If not, I'd do some serious evaluation and experimentation to make sure a sidecar would be less scary to her. If she's ridden in a sidecar and likes that but hates the back seat, that's enough. But if she "thinks" she would be more comfortable in a sidecar without knowing for sure, that is an expensive and risky attempt. My wife rides across the country with me and it's my favorite part of riding. But she's got it in her head she isn't safe without a backrest and won't ride without one. I remind her the KZ1000 we rode when we first got married didn't have a backrest, but you can't argue feelings.

My point is you need to find out what scares her off the backseat (or makes her physically uncomfortable) and see if that will really be different than the sidecar. Or maybe you could approach it slowly with training her on the backseat. I don't mean that in a degrading way, because I'm training myself every day. We just have to work up to things with a process instead of just jumping in.

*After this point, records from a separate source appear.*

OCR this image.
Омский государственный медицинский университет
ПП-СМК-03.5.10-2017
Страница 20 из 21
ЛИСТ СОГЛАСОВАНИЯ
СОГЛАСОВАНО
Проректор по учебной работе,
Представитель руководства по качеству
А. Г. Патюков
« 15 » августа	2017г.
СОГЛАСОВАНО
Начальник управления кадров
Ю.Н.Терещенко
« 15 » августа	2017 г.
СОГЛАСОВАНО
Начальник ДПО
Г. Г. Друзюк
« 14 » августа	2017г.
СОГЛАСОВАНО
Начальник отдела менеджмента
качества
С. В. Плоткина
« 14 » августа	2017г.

I know it's not easy. My best riding friends liked what Tammy and I do and got bikes hoping their spouses would ride with them. Then their spouses weren't comfortable beyond going 10 miles to a restaurant once a quarter, so they sold their bikes.  :(

Sidecars are uniquely cool in their own way, so I wish you luck in your investigation.

 
I'm very interested a side car for my autistic son. Figured I could run a DC plug for his iPad. It can be done. I've seen pictures of them. There are companies that specialize in this but it's not cheap. The FJR's motor can handle the enhanced frame support and the weight. Rims change to more like the spider wheels. Definitely not going to break any speed records but if it gets all 3 of us out riding, it's worth every penny.
PS: No I'm not riding 3 on the fjr. My wife rides her own bike.